荷物の積み下ろしを組織の怪人に任せて、花摘み(女性の小便の隠語)に行ってくると告げてトイレへと駆け込む。
トイレのドアに鍵をかけると運転手の制服を脱ぎ、見事な股体が露になる。
気にした風も表さずに茶色の瞳を閉じて意識を集中させる。
セミロングの赤毛が一気に抜け落ちてショートになり、髪の色素も鮮やかに虹色へと変化する。
閉じていた眼が開かれると茶色ではなく髪と同じ虹色の色彩になっていた。
大きかった胸も二次成長を迎えたばかりの膨らみかけぐらい大きさとなっていた。
直接届けるように言われたと誤魔化した先に危険物が無い事を確認してもらった物品の袋を開ける。
中から出てきたのはゴスロリの服。
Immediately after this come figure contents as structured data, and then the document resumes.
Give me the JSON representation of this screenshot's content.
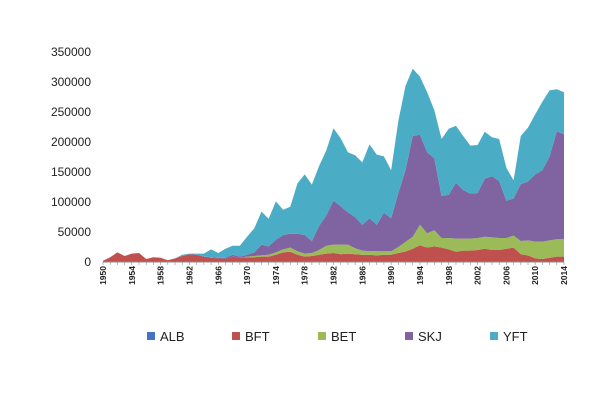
{
  "chart_data": {
    "type": "area",
    "stacked": true,
    "x": [
      1950,
      1951,
      1952,
      1953,
      1954,
      1955,
      1956,
      1957,
      1958,
      1959,
      1960,
      1961,
      1962,
      1963,
      1964,
      1965,
      1966,
      1967,
      1968,
      1969,
      1970,
      1971,
      1972,
      1973,
      1974,
      1975,
      1976,
      1977,
      1978,
      1979,
      1980,
      1981,
      1982,
      1983,
      1984,
      1985,
      1986,
      1987,
      1988,
      1989,
      1990,
      1991,
      1992,
      1993,
      1994,
      1995,
      1996,
      1997,
      1998,
      1999,
      2000,
      2001,
      2002,
      2003,
      2004,
      2005,
      2006,
      2007,
      2008,
      2009,
      2010,
      2011,
      2012,
      2013,
      2014
    ],
    "x_tick_labels": [
      "1950",
      "1954",
      "1958",
      "1962",
      "1966",
      "1970",
      "1974",
      "1978",
      "1982",
      "1986",
      "1990",
      "1994",
      "1998",
      "2002",
      "2006",
      "2010",
      "2014"
    ],
    "y_tick_labels": [
      "0",
      "50000",
      "100000",
      "150000",
      "200000",
      "250000",
      "300000",
      "350000"
    ],
    "ylim": [
      0,
      350000
    ],
    "legend_position": "bottom",
    "series": [
      {
        "name": "ALB",
        "color": "#4472C4",
        "values": [
          0,
          0,
          0,
          0,
          0,
          0,
          0,
          0,
          0,
          0,
          0,
          0,
          0,
          0,
          0,
          0,
          0,
          0,
          0,
          0,
          0,
          0,
          0,
          0,
          0,
          0,
          0,
          0,
          0,
          0,
          0,
          0,
          0,
          0,
          0,
          0,
          0,
          0,
          0,
          0,
          0,
          1000,
          500,
          0,
          0,
          0,
          0,
          0,
          0,
          0,
          0,
          0,
          0,
          0,
          0,
          0,
          0,
          0,
          0,
          0,
          0,
          0,
          0,
          0,
          0
        ]
      },
      {
        "name": "BFT",
        "color": "#C0504D",
        "values": [
          2000,
          8000,
          16000,
          10000,
          14000,
          15000,
          5000,
          8000,
          7000,
          3000,
          6000,
          10000,
          13000,
          12000,
          9000,
          7000,
          6000,
          5000,
          9000,
          7000,
          8000,
          8000,
          9000,
          9000,
          12000,
          16000,
          17000,
          12000,
          9000,
          10000,
          12000,
          14000,
          15000,
          13000,
          14000,
          13000,
          12000,
          12000,
          11000,
          12000,
          12000,
          14000,
          17000,
          22000,
          28000,
          24000,
          26000,
          24000,
          21000,
          17000,
          19000,
          19000,
          20000,
          22000,
          20000,
          20000,
          22000,
          24000,
          13000,
          11000,
          6000,
          5000,
          7000,
          9000,
          9000
        ]
      },
      {
        "name": "BET",
        "color": "#9BBB59",
        "values": [
          0,
          0,
          0,
          0,
          0,
          0,
          0,
          0,
          0,
          0,
          0,
          0,
          0,
          0,
          0,
          0,
          0,
          0,
          0,
          0,
          1000,
          2000,
          2000,
          3000,
          4000,
          5000,
          7000,
          6000,
          5000,
          5000,
          8000,
          13000,
          14000,
          16000,
          15000,
          10000,
          7000,
          6000,
          7000,
          6000,
          6000,
          10000,
          16000,
          20000,
          34000,
          24000,
          27000,
          16000,
          19000,
          22000,
          20000,
          20000,
          20000,
          20000,
          21000,
          20000,
          18000,
          20000,
          22000,
          25000,
          28000,
          29000,
          29000,
          29000,
          29000
        ]
      },
      {
        "name": "SKJ",
        "color": "#8064A2",
        "values": [
          0,
          0,
          0,
          0,
          0,
          0,
          0,
          0,
          0,
          0,
          0,
          0,
          0,
          0,
          0,
          1000,
          1000,
          2000,
          3000,
          2000,
          3000,
          6000,
          18000,
          14000,
          21000,
          24000,
          23000,
          29000,
          31000,
          20000,
          40000,
          51000,
          73000,
          64000,
          54000,
          52000,
          43000,
          55000,
          44000,
          64000,
          55000,
          90000,
          120000,
          168000,
          150000,
          135000,
          120000,
          70000,
          72000,
          93000,
          81000,
          75000,
          75000,
          97000,
          102000,
          95000,
          62000,
          62000,
          95000,
          98000,
          112000,
          119000,
          140000,
          180000,
          175000
        ]
      },
      {
        "name": "YFT",
        "color": "#4BACC6",
        "values": [
          0,
          0,
          0,
          0,
          0,
          0,
          0,
          0,
          0,
          0,
          0,
          2000,
          1000,
          2000,
          5000,
          13000,
          8000,
          15000,
          15000,
          18000,
          30000,
          40000,
          55000,
          46000,
          64000,
          42000,
          45000,
          84000,
          101000,
          94000,
          100000,
          108000,
          121000,
          113000,
          100000,
          103000,
          104000,
          123000,
          117000,
          94000,
          80000,
          120000,
          140000,
          112000,
          97000,
          100000,
          80000,
          95000,
          110000,
          95000,
          90000,
          80000,
          80000,
          78000,
          65000,
          70000,
          55000,
          30000,
          80000,
          90000,
          100000,
          114000,
          110000,
          70000,
          70000
        ]
      }
    ]
  }
}
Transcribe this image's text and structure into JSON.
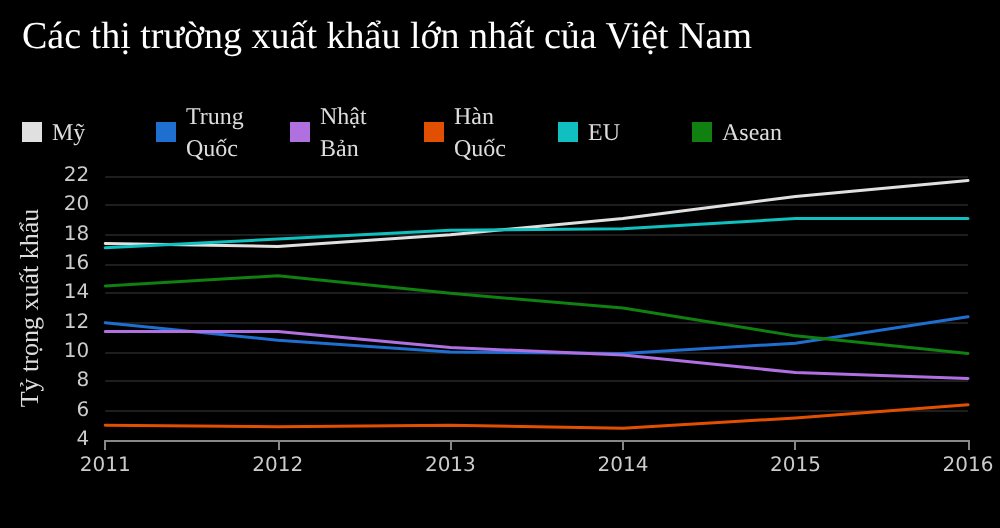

それを謎の人物は着込む。
さて、アパレント・アトムに侵入したこの人物はプロトアドヴァンスヒーローのエトリアルである。
色素操作、髪の毛の長さを自在に操作する事により全く違う人物として組織へ潜入する事を容易くしている。
いわば、アドヴァンストヒーローの中でも斥候の役割をしている。

「すみませーん。どこか空いている席有りませんか?情報部からの伝達でアドヴァンストヒーローに関する資料を纏めるように言われまして〜」

もちろん、これはエトリアルの嘘である。

「情報部から?それに見たこと無いな、おまえは?誰だ?」

見かねた怪人がエトリアルをいぶかしげに見る。

「はい、情報部新人のラフィです」
「そうか、わかった。だったら、後ろの方が空いているからそこを使わせてもらってやれ。そこのおまえ、悪いがこいつに空いているパソコンに誘導してやれ」

何の疑いも無く、その怪人は別の蛸の怪人を呼んでエトリアル(ラフィ)を案内した。